In merito vi sono ampi riscontri in ambito tecnico-scientifico, citando tra i tanti esempi il convegno “Verde e benessere in città ai tempi del covid-19” svoltosi nell’ambito degli Stati generali del verde urbano – VI edizione: https://www.isprambiente.gov.it/it/archivio/eventi/2020/11/vi-edizione-degli-stati-generali-del-verde-urbano
Si potrebbe quindi affermare che i nostri primi “ospedali” (o meglio, la possibilità di finirci meno possibile) sono proprio i parchi, con gli alberi e arbusti in essi contenuti.
VIABILITÀ
Restano i dubbi sulle tecnologie da mettere in campo per filtrare efficacemente gli utenti che andranno a imboccare via della Meridiana, in base alla destinazione finale.
Inoltre, nel Report della camminata del 15 settembre u.s. si riporta (pagina 16) il progetto Esselunga come buon esempio che avrebbe migliorato la viabilità.
Conoscendo nel quotidiano tale realtà, non condivido tale affermazione, considerando sia la pesante perdita di parcheggi (prima ampiamente disponibili in via Torino e via Ferraris), nonché l’aggiunta di un nuovo semaforo (tra i molti peraltro non sincronizzati e attivi anche di notte) che pone un ulteriore rallentamento lungo la via Aurelia, soprattutto per le ambulanze provenienti da sud che devono raggiungere prima possibile l’ospedale
CONSIDERAZIONI CONCLUSIVE
Nei circa 40 anni in cui seguiamo le vicende ambientali (anche) a Livorno, ci chiediamo se c’è stata una sola volta in cui hanno prevalso (o quanto meno avuto uno spazio opportuno) le ragioni della natura, degli alberi e della biodiversità.
Dal Levante che doveva diventare un parco pubblico (e una cassa di espansione del Rio Maggiore) ed è divenuto un centro commerciale, a Porta a Terra;
Magrignano e Banditella che all’epoca del primo atlante ornitologico degli anni ‘80 erano orti, campi e terreni incolti dove nidificavano strillozzi e cuculi (specie di ambienti rurali), alla cementificazione della Rotonda e dei terreni lungo il viale Boccaccio, l’abbattimento degli alberi sul viale Petrarca e lungo il Rio Maggiore e il Banditella, i cantieri alla Scopaia, e via dicendo.

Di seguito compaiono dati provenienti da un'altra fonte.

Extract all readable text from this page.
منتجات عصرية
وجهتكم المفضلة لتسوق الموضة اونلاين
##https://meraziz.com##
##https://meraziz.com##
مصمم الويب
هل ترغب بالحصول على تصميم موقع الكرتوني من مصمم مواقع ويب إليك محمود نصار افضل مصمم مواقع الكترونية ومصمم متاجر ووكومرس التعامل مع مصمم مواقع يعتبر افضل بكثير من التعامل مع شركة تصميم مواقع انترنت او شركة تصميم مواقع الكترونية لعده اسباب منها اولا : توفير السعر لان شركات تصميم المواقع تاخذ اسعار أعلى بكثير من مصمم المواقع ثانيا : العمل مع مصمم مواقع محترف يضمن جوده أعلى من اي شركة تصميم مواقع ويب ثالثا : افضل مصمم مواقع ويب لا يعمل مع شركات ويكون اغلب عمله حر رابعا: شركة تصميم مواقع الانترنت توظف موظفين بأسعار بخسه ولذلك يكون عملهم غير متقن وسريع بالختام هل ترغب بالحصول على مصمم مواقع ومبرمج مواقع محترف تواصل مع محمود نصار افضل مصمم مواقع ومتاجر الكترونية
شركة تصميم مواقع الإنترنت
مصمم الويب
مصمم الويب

Del resto, i recenti dati Ispra sul consumo di suolo parlano chiaro:
la cementificazione procede sempre più spedita: https://www.isprambiente.gov.it/it/events/presentazione-del-rapporto-nazionale-201cconsumo-di-suolo-dinamiche-territoriali-e-servizi-ecosistemici-edizione-2022201d
Rileviamo infine, volendo fare un discorso allargato, che l’approccio alla progettazione prosegue imperterrito trattando le aree di volta in volta coinvolte come un “foglio bianco” dove tutto è possibile.
Infatti vi è la mancanza di studi e indagini preliminari, anche di tipo naturalistico, ecologico e paesaggistico.
Nei progetti che abbiamo potuto consultare si continua a leggere che nelle aree oggetto di intervento non vi è “niente di significativo”, ed al massimo vi sono delle piante “infestanti” e da rimuovere.
Ciò senza aver incaricato degli esperti (botanici, faunisti, ornitologi) a effettuare le indagini e le conseguenti valutazioni che si renderebbero opportune.
È possibile, non da ultimo alla luce di quanto prescritto dalla Strategia Europea sulla Biodiversità per il 2030 https://environment.ec.europa.eu/strategy/biodiversity-strategy-2030_it che le trasformazioni del territorio – ove necessarie – non riescano a prendere in considerazione e integrarsi con i valori naturalistici (e anche architettonici e paesaggistici) preesistenti?”